Animal studies on the acute effect of LPS on insulin sensitivity have yielded conflicting results (
46,
47). In the setting of acute endotoxemia, we found that insulin sensitivity was enhanced in liver as well as in WAT of
Rko mice and that human resistin abrogated this insulin-sensitizing effect of LPS, inducing insulin resistance. Our finding that hepatic ceramide content correlated with hepatic insulin resistance is consistent with a previous report (
48). Ceramide has been shown to induce insulin resistance by inhibiting insulin signaling. Interestingly, TNF-α can acutely stimulate the accumulation of ceramide and various ceramide metabolites (
49). Although there we did not detect differences in ceramide-related gene expression in liver of the
BAC-Retn mice, the changes of hepatic ceramide content in acute endotoxemia could be due to changes in enzyme activity or to alterations in substrate flux.
During chronic endotoxemia, induction of human resistin promoted glucose intolerance and hepatic insulin resistance, suggesting its role as a link between innate immunity, inflammation, and insulin resistance. Epidemiologic studies provide strong evidence that chronic inflammation and obesity-induced insulin resistance are closely related (
50–
53). Experimental endotoxemia in humans, akin to states of infection and sepsis, also induces systemic insulin resistance as well as increased circulating resistin (
16,
37,
54). Here we found that, in mice, chronic endotoxemia robustly induced inflammation in liver and skeletal muscle and was exacerbated by induction of human resistin. Our finding that human resistin promotes insulin resistance by inducing TNF-α and upregulating G6pase and PEPCK in liver are consistent with previous reports (
15,
55,
56).
Although hepatic ceramide accumulation can at least partly explain hepatic insulin resistance in acute endotoxemia, tissue inflammation exacerbated by resistin, not hepatic ceramide, seems to be a plausible mechanism for insulin resistance in chronic endotoxemia. Recently, regulatory T-cells have been demonstrated to contribute to macrophage recruitment and adipose inflammation in obesity, and resistin has been shown to indirectly enhance regulatory T-cells (
57,
58). Thus, T-cells, in addition to macrophages, may possibly be involved in the enhanced inflammation of the
BAC-Retn mice. It remains unanswered how resistin functions in various tissues or cells, because the receptor for resistin has not yet been uncovered.

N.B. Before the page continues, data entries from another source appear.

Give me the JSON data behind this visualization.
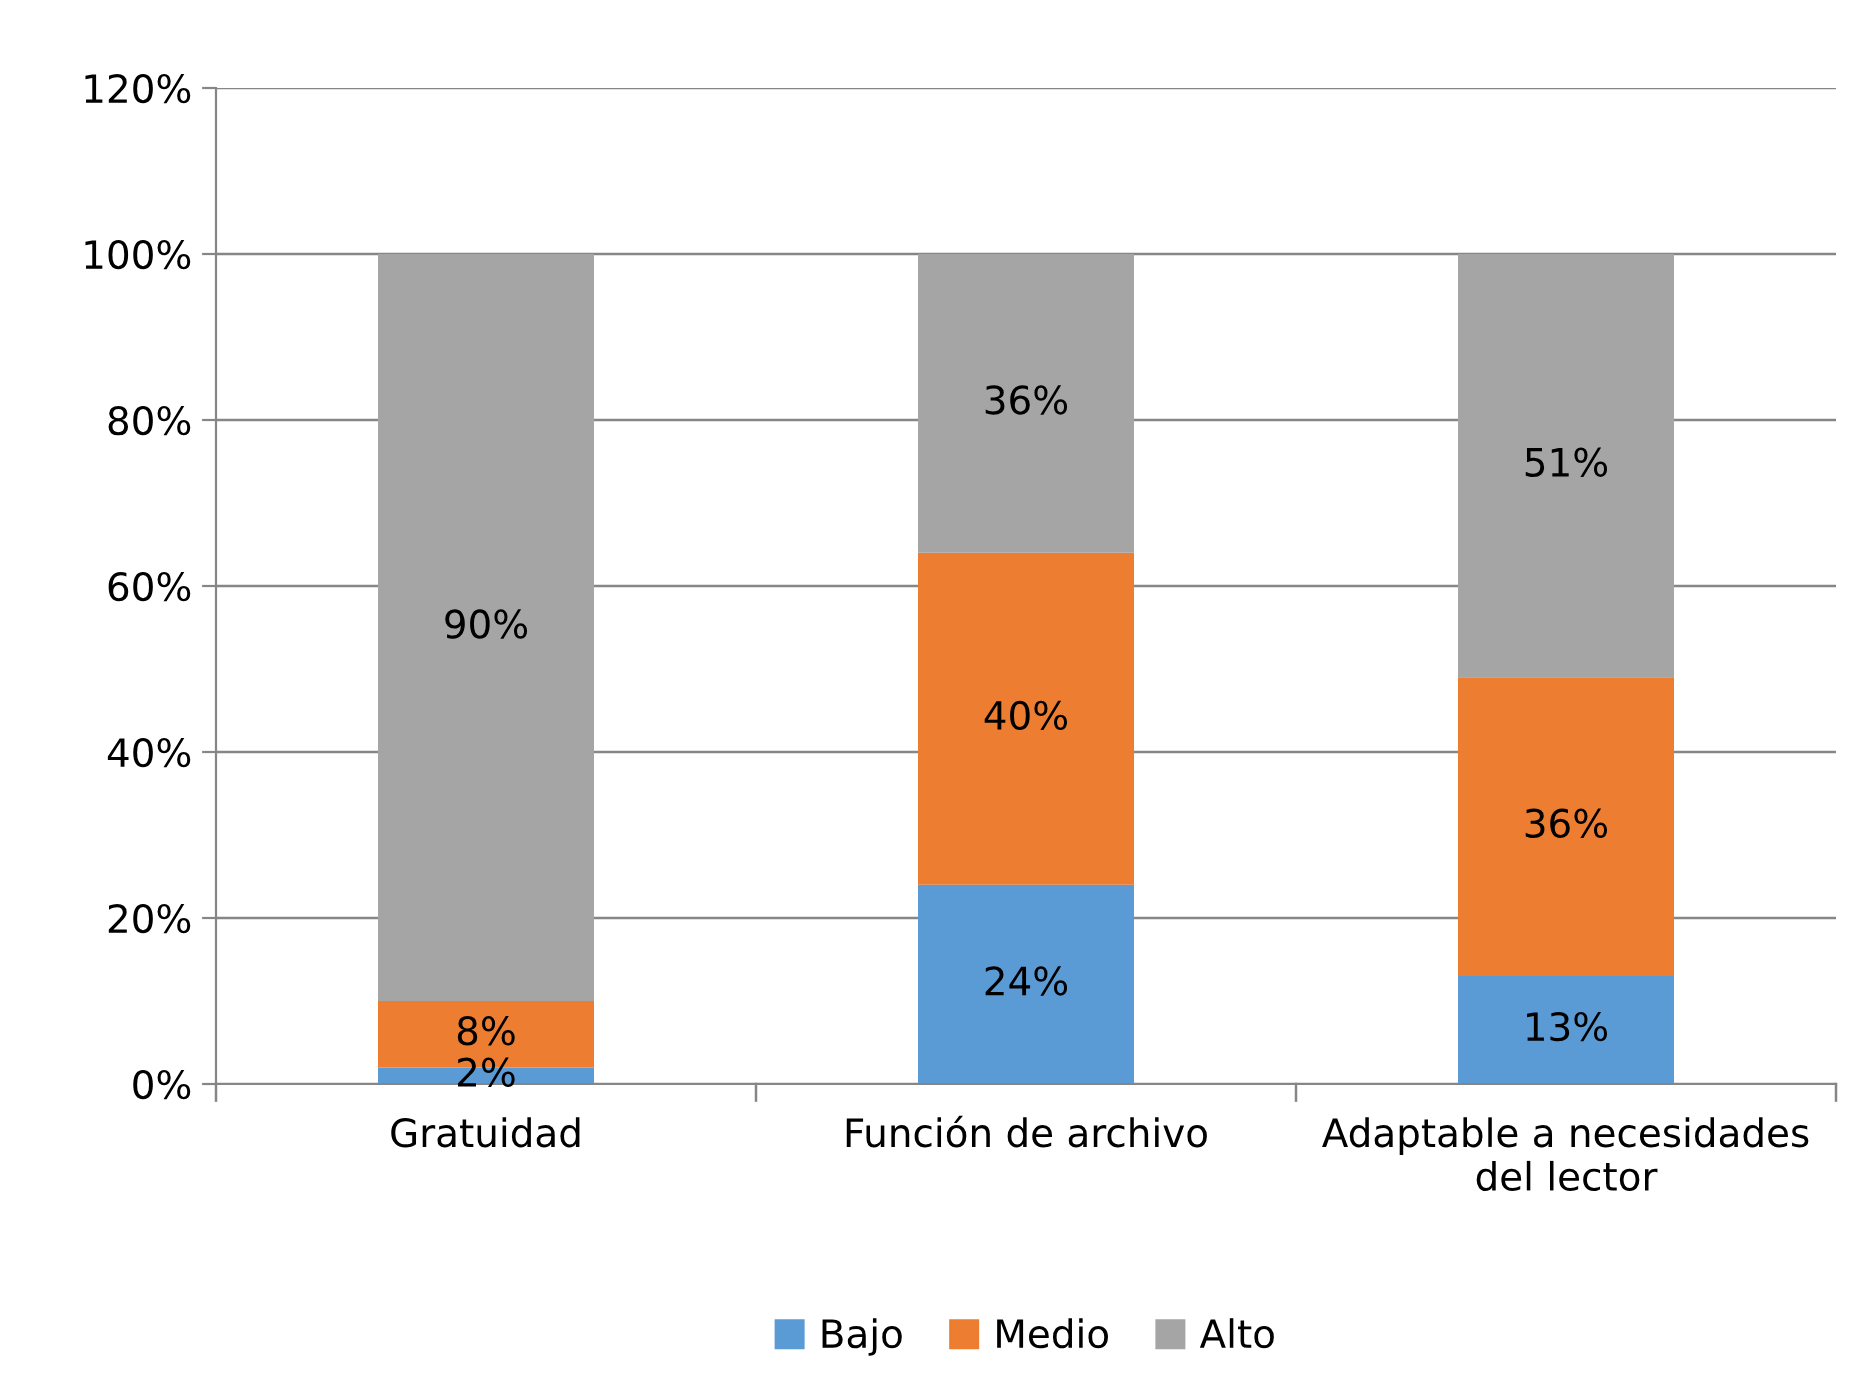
{
  "chart_data": {
    "type": "bar",
    "stacked": true,
    "categories": [
      "Gratuidad",
      "Función de archivo",
      "Adaptable a necesidades\ndel lector"
    ],
    "series": [
      {
        "name": "Bajo",
        "color": "#5b9bd5",
        "values": [
          2,
          24,
          13
        ],
        "value_labels": [
          "2%",
          "24%",
          "13%"
        ]
      },
      {
        "name": "Medio",
        "color": "#ed7d31",
        "values": [
          8,
          40,
          36
        ],
        "value_labels": [
          "8%",
          "40%",
          "36%"
        ]
      },
      {
        "name": "Alto",
        "color": "#a5a5a5",
        "values": [
          90,
          36,
          51
        ],
        "value_labels": [
          "90%",
          "36%",
          "51%"
        ]
      }
    ],
    "ylim": [
      0,
      120
    ],
    "yticks": [
      {
        "value": 0,
        "label": "0%"
      },
      {
        "value": 20,
        "label": "20%"
      },
      {
        "value": 40,
        "label": "40%"
      },
      {
        "value": 60,
        "label": "60%"
      },
      {
        "value": 80,
        "label": "80%"
      },
      {
        "value": 100,
        "label": "100%"
      },
      {
        "value": 120,
        "label": "120%"
      }
    ],
    "grid": "y",
    "legend": "bottom"
  }
}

In summary, we have demonstrated that human resistin modulates glucose homeostasis under inflammation using a humanized resistin mouse model. Human resistin is induced in response to inflammation. Resistin attenuates endotoxemia-induced hypoglycemia by inducing insulin resistance in liver and WAT and promotes hepatic insulin resistance by exacerbating inflammatory responses in chronic endotoxemia. Increased inflammation is accompanied by increased infiltration of macrophages, which can, in turn, augment resistin induction. Thus, induction of resistin is expected to be a component of the pathophysiology of inflammation-induced insulin resistance in humans. The mouse model of humanized resistin expression reported here can be used to provide a better understanding and potential amelioration of the metabolic pathology of inflammatory states in humans.